Say ‘Sickness, be plucked out by your roots and be gone from my body in Jesus’ name! By Jesus’ stripes I am healed! Instead of worrying about your debt, say ‘I call my debt supernaturally cancelled in Jesus’ name. My God supplies all my needs according to His riches in glory!’ If you want to see good days, then keep your tongue from speaking unbelief, and release the power and life of the Lord through your mouth into your situation!

 

Not only is positive confession unbiblical, it is also a very dangerous practice!

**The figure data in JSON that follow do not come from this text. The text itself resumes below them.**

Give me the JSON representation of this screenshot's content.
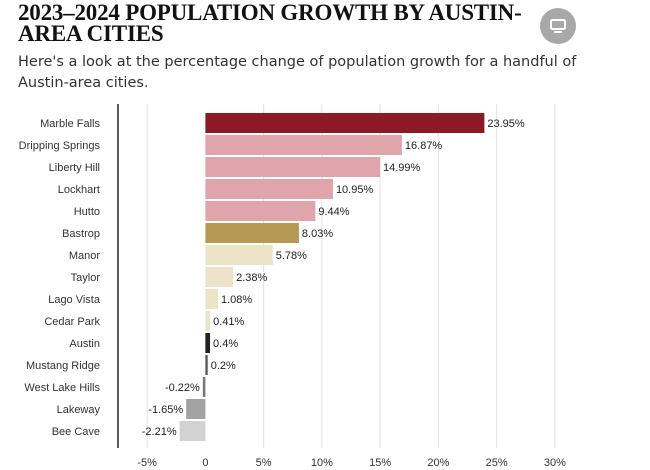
{
  "header": {
    "title": "2023–2024 POPULATION GROWTH BY AUSTIN-AREA CITIES",
    "subtitle": "Here's a look at the percentage change of population growth for a handful of Austin-area cities."
  },
  "screen_icon": "monitor-icon",
  "chart_data": {
    "type": "bar",
    "orientation": "horizontal",
    "title": "2023–2024 POPULATION GROWTH BY AUSTIN-AREA CITIES",
    "xlabel": "",
    "ylabel": "",
    "xlim": [
      -7.5,
      32.5
    ],
    "grid": true,
    "unit": "%",
    "categories": [
      "Marble Falls",
      "Dripping Springs",
      "Liberty Hill",
      "Lockhart",
      "Hutto",
      "Bastrop",
      "Manor",
      "Taylor",
      "Lago Vista",
      "Cedar Park",
      "Austin",
      "Mustang Ridge",
      "West Lake Hills",
      "Lakeway",
      "Bee Cave"
    ],
    "values": [
      23.95,
      16.87,
      14.99,
      10.95,
      9.44,
      8.03,
      5.78,
      2.38,
      1.08,
      0.41,
      0.4,
      0.2,
      -0.22,
      -1.65,
      -2.21
    ],
    "value_labels": [
      "23.95%",
      "16.87%",
      "14.99%",
      "10.95%",
      "9.44%",
      "8.03%",
      "5.78%",
      "2.38%",
      "1.08%",
      "0.41%",
      "0.4%",
      "0.2%",
      "-0.22%",
      "-1.65%",
      "-2.21%"
    ],
    "colors": [
      "#8b1a24",
      "#e0a4ab",
      "#e0a4ab",
      "#e0a4ab",
      "#e0a4ab",
      "#b59a55",
      "#ede3c8",
      "#ede3c8",
      "#ede3c8",
      "#ede3c8",
      "#222222",
      "#555555",
      "#777777",
      "#a3a3a3",
      "#d2d2d2"
    ],
    "x_ticks": [
      -5,
      0,
      5,
      10,
      15,
      20,
      25,
      30
    ],
    "x_tick_labels": [
      "-5%",
      "0",
      "5%",
      "10%",
      "15%",
      "20%",
      "25%",
      "30%"
    ]
  }
}
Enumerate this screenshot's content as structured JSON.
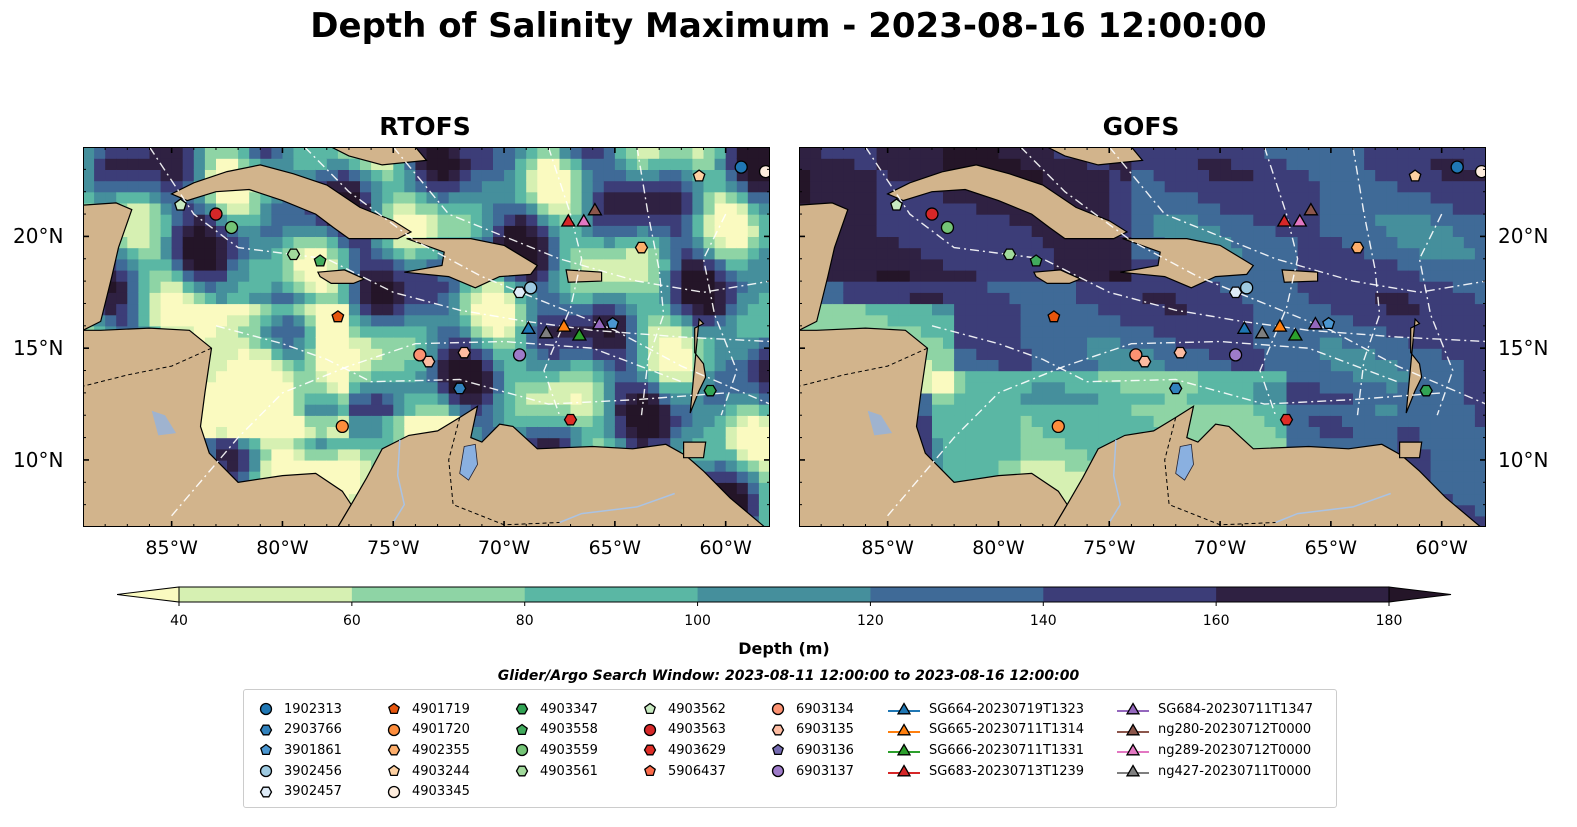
{
  "title": "Depth of Salinity Maximum - 2023-08-16 12:00:00",
  "panels": [
    {
      "id": "rtofs",
      "title": "RTOFS"
    },
    {
      "id": "gofs",
      "title": "GOFS"
    }
  ],
  "map_extent": {
    "lon": [
      -89,
      -58
    ],
    "lat": [
      7,
      24
    ]
  },
  "lon_ticks": [
    "85°W",
    "80°W",
    "75°W",
    "70°W",
    "65°W",
    "60°W"
  ],
  "lat_ticks": [
    "20°N",
    "15°N",
    "10°N"
  ],
  "colors": {
    "land": "#d2b48c",
    "water_bodies": "#8ab0e0",
    "rivers": "#aac3e4",
    "depth_bins": [
      "#fafac0",
      "#d6f0b2",
      "#8ed4a5",
      "#5ab7a4",
      "#458f9c",
      "#3f6a97",
      "#3c3d78",
      "#2f2142",
      "#241528"
    ]
  },
  "colorbar": {
    "label": "Depth (m)",
    "ticks": [
      "40",
      "60",
      "80",
      "100",
      "120",
      "140",
      "160",
      "180"
    ],
    "extend": "both"
  },
  "search_window": "Glider/Argo Search Window: 2023-08-11 12:00:00 to 2023-08-16 12:00:00",
  "legend": {
    "columns": [
      [
        {
          "label": "1902313",
          "marker": "circle",
          "color": "#1f77b4"
        },
        {
          "label": "2903766",
          "marker": "hexagon",
          "color": "#3182bd"
        },
        {
          "label": "3901861",
          "marker": "pentagon",
          "color": "#4a96d0"
        },
        {
          "label": "3902456",
          "marker": "circle",
          "color": "#9ecae1"
        },
        {
          "label": "3902457",
          "marker": "hexagon",
          "color": "#deebf7"
        }
      ],
      [
        {
          "label": "4901719",
          "marker": "pentagon",
          "color": "#e6550d"
        },
        {
          "label": "4901720",
          "marker": "circle",
          "color": "#fd8d3c"
        },
        {
          "label": "4902355",
          "marker": "hexagon",
          "color": "#fdae6b"
        },
        {
          "label": "4903244",
          "marker": "pentagon",
          "color": "#fdd0a2"
        },
        {
          "label": "4903345",
          "marker": "circle",
          "color": "#feedde"
        }
      ],
      [
        {
          "label": "4903347",
          "marker": "hexagon",
          "color": "#31a354"
        },
        {
          "label": "4903558",
          "marker": "pentagon",
          "color": "#41ab5d"
        },
        {
          "label": "4903559",
          "marker": "circle",
          "color": "#74c476"
        },
        {
          "label": "4903561",
          "marker": "hexagon",
          "color": "#a1d99b"
        }
      ],
      [
        {
          "label": "4903562",
          "marker": "pentagon",
          "color": "#c7e9c0"
        },
        {
          "label": "4903563",
          "marker": "circle",
          "color": "#d62728"
        },
        {
          "label": "4903629",
          "marker": "hexagon",
          "color": "#de2d26"
        },
        {
          "label": "5906437",
          "marker": "pentagon",
          "color": "#fb6a4a"
        }
      ],
      [
        {
          "label": "6903134",
          "marker": "circle",
          "color": "#fc9272"
        },
        {
          "label": "6903135",
          "marker": "hexagon",
          "color": "#fcbba1"
        },
        {
          "label": "6903136",
          "marker": "pentagon",
          "color": "#756bb1"
        },
        {
          "label": "6903137",
          "marker": "circle",
          "color": "#9e7bc9"
        }
      ],
      [
        {
          "label": "SG664-20230719T1323",
          "marker": "triangle",
          "color": "#1f77b4",
          "line": true
        },
        {
          "label": "SG665-20230711T1314",
          "marker": "triangle",
          "color": "#ff7f0e",
          "line": true
        },
        {
          "label": "SG666-20230711T1331",
          "marker": "triangle",
          "color": "#2ca02c",
          "line": true
        },
        {
          "label": "SG683-20230713T1239",
          "marker": "triangle",
          "color": "#d62728",
          "line": true
        }
      ],
      [
        {
          "label": "SG684-20230711T1347",
          "marker": "triangle",
          "color": "#9467bd",
          "line": true
        },
        {
          "label": "ng280-20230712T0000",
          "marker": "triangle",
          "color": "#8c564b",
          "line": true
        },
        {
          "label": "ng289-20230712T0000",
          "marker": "triangle",
          "color": "#e377c2",
          "line": true
        },
        {
          "label": "ng427-20230711T0000",
          "marker": "triangle",
          "color": "#7f7f7f",
          "line": true
        }
      ]
    ]
  },
  "observations": [
    {
      "id": "1902313",
      "lon": -59.3,
      "lat": 23.1
    },
    {
      "id": "4903345",
      "lon": -58.2,
      "lat": 22.9
    },
    {
      "id": "4903244",
      "lon": -61.2,
      "lat": 22.7
    },
    {
      "id": "4903562",
      "lon": -84.6,
      "lat": 21.4
    },
    {
      "id": "4903563",
      "lon": -83.0,
      "lat": 21.0
    },
    {
      "id": "4903559",
      "lon": -82.3,
      "lat": 20.4
    },
    {
      "id": "4903561",
      "lon": -79.5,
      "lat": 19.2
    },
    {
      "id": "4903558",
      "lon": -78.3,
      "lat": 18.9
    },
    {
      "id": "4902355",
      "lon": -63.8,
      "lat": 19.5
    },
    {
      "id": "3902456",
      "lon": -68.8,
      "lat": 17.7
    },
    {
      "id": "3902457",
      "lon": -69.3,
      "lat": 17.5
    },
    {
      "id": "4901719",
      "lon": -77.5,
      "lat": 16.4
    },
    {
      "id": "6903134",
      "lon": -73.8,
      "lat": 14.7
    },
    {
      "id": "6903135",
      "lon": -73.4,
      "lat": 14.4
    },
    {
      "id": "6903135",
      "lon": -71.8,
      "lat": 14.8
    },
    {
      "id": "6903137",
      "lon": -69.3,
      "lat": 14.7
    },
    {
      "id": "2903766",
      "lon": -72.0,
      "lat": 13.2
    },
    {
      "id": "4903347",
      "lon": -60.7,
      "lat": 13.1
    },
    {
      "id": "4903629",
      "lon": -67.0,
      "lat": 11.8
    },
    {
      "id": "4901720",
      "lon": -77.3,
      "lat": 11.5
    },
    {
      "id": "3901861",
      "lon": -65.1,
      "lat": 16.1
    },
    {
      "id": "SG664-20230719T1323",
      "lon": -68.9,
      "lat": 15.9
    },
    {
      "id": "SG665-20230711T1314",
      "lon": -67.3,
      "lat": 16.0
    },
    {
      "id": "SG666-20230711T1331",
      "lon": -66.6,
      "lat": 15.6
    },
    {
      "id": "SG683-20230713T1239",
      "lon": -67.1,
      "lat": 20.7
    },
    {
      "id": "SG684-20230711T1347",
      "lon": -65.7,
      "lat": 16.1
    },
    {
      "id": "ng280-20230712T0000",
      "lon": -65.9,
      "lat": 21.2
    },
    {
      "id": "ng289-20230712T0000",
      "lon": -66.4,
      "lat": 20.7
    },
    {
      "id": "ng427-20230711T0000",
      "lon": -68.1,
      "lat": 15.7
    }
  ]
}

In 1980, Harvest House published a book entitled We Let Our Son Die. This book tells the tragic story of how Larry Parker and his wife Lucky lost their son because of the teaching they received from a faith preacher.

The Parkers had invited a health and wealth preacher to pray for their son, Wesley, who had diabetes. Believing that their son was healed as a result of the prayer, and desiring very much to exercise their faith, the Parkers withheld insulin from Wesley.

Even when Wesley became very ill and fell into a diabetic coma, the Parkers would not bring Wesley to the hospital because they believed that their son had already been healed. They practiced positive confession, quoting passages like ‘By his stripes we are healed’, and claiming them for Wesley.

Wesley died on August 23, 1973.

But even after Wesley had died, the Parkers still believed that his son has been healed. So, instead of a funeral service, they held a ‘resurrection service’, believing that Wesley will simply wake up totally healed. When the ‘resurrection’ did not occur, the Parkers dismissed all those in the service who did not have faith.

The Parkers held Wesley’s body for more than one year, believing that their son has been healed and that their faith will be vindicated.

The Parkers were eventually arrested and convicted of child abuse and involuntary manslaughter. They were given a five-year probated sentence.

The health and wealth gospel is not just a quirky but tolerable aberration of the true gospel of Jesus Christ. It is a dangerous heresy that can ruin lives!

That is why the renown Pentecostal New Testament scholar Gordon Fee describes the prosperity gospel as a ‘disease’. Many in the household of God are infected by this disease.

But it is not an incurable disease. The cure, according to Fee, is sound theology. However, for those who reject this ‘cure’ and stubbornly pursue or peddle this heresy, the only alternative is God’s terrible judgement! Fee writes:

The best antidote to this disease, therefore, is a good healthy dose of biblical theology… I would be so bold and prophetic as to declare that the only alternative to such a ‘cure’ is the awful judgement of God, which must begin first with the house of God.


Dr Roland Chia is Chew Hock Hin Professor at Trinity Theological College (Singapore) and Theological and Research Advisor of the Ethos Institute for Public Christianity.